2.2.3. Data Types

2.2.3.1. Address

  • Type: addr
  • Example constants: 192.168.1.1, [2001:db8:85a3:8d3:1319:8a2e:370:7348], [::1]
  • Addresses are passed by value.

The addr type stores IP addresses. It handles IPv4 and IPv6 addresses transparently. Note that IPv6 constants need to be enclosed in brackets.
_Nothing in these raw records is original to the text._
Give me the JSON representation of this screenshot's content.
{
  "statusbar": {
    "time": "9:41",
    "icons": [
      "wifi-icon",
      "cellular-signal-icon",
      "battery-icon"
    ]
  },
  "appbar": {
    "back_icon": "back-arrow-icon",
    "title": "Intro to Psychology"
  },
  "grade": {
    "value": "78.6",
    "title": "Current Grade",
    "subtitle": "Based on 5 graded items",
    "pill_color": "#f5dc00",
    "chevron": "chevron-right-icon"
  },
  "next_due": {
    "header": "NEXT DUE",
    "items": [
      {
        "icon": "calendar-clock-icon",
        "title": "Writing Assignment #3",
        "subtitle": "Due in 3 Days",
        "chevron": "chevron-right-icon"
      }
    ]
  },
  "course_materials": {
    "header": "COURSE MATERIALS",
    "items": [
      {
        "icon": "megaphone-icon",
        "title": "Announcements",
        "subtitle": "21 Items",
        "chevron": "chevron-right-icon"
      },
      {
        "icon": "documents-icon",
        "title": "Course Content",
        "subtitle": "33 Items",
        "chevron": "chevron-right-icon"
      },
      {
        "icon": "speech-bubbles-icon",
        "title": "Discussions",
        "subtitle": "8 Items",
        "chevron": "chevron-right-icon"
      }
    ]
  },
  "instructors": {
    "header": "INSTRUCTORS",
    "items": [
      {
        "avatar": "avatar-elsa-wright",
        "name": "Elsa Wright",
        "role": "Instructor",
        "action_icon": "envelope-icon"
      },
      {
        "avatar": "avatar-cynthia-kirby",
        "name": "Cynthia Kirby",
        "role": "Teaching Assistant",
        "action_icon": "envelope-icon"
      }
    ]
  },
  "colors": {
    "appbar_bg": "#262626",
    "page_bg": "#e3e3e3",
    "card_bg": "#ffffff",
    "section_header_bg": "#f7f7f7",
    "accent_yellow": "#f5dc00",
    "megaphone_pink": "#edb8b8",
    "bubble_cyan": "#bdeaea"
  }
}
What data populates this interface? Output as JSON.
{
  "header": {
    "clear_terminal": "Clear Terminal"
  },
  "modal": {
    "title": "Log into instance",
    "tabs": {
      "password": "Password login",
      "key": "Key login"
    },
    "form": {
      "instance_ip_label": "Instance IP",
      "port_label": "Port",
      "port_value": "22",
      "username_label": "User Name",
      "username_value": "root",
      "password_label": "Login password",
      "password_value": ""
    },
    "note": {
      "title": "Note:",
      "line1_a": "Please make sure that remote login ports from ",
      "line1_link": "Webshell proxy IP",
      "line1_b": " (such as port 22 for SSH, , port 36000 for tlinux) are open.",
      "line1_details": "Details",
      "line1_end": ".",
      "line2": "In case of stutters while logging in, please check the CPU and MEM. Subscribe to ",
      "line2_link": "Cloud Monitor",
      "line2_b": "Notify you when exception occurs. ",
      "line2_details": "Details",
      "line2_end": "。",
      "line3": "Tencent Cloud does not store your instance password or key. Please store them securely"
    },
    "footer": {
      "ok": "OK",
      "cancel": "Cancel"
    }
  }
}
For a given addr instance, family() retrieves the family.

Operators

address == address

Compares two address values, returning True if they are equal.

Methods

(typeX by(type by name:spicy::AddrFamily) family ()

Returns the IP family of an address value.

2.2.3.2. Bool

  • Type: bool
  • Example constants: True, False
  • Booleans are passed by values.

[TODO: Overview]

Operators

bool == bool

Compares two boolean values, returning True if they are equal.

bool && bool

Returns the logical “and” of two booleans.

bool || bool

Returns the logical “or” of two booleans.

! bool

Negates a boolean value.

Methods

None defined.

2.2.3.3. Bytes

[TODO: Overview]

Operators

bytes == bytes

Compares two bytes values.

bytes + bytes

Concatenates two bytes values.

bytes += bytes

Appends a bytes value to another one.

|bytes|

Returns the length of the bytes instance.

Methods

begin()

Returns an iterator pointing to the initial element.

decode(charset: enum {)

Interprets the bytes as representing an binary string encoded with the given character set, and converts it into a UTF8 string

end()

Returns an iterator pointing one beyond the last element.

join(l: list)

Renders the elements of l into textual form and joins them into a single bytes object using the given one as separator.

lower()

Returns a lower-case version.

match(r: regexp, n: [ int ])

Matches the bytes object against the regular expression r. Returns the matching part, or if n is given the corresponding subgroup within r.

split(sep: [ bytes ])

Splits at each occurence of sep, returning a vector of bytes representing each piece excluding the separators. If sep is skipped, the default is to split at any sequence of white-space.

split1(sep: [ bytes ])

Splits at the first occurence of sep, returning a pair of bytes representing everything before and afterwards, respectively. If sep is skipped, the default is to split at any sequence of white-space.

startswith(b: bytes)

Returns true if the bytes objects begins with b.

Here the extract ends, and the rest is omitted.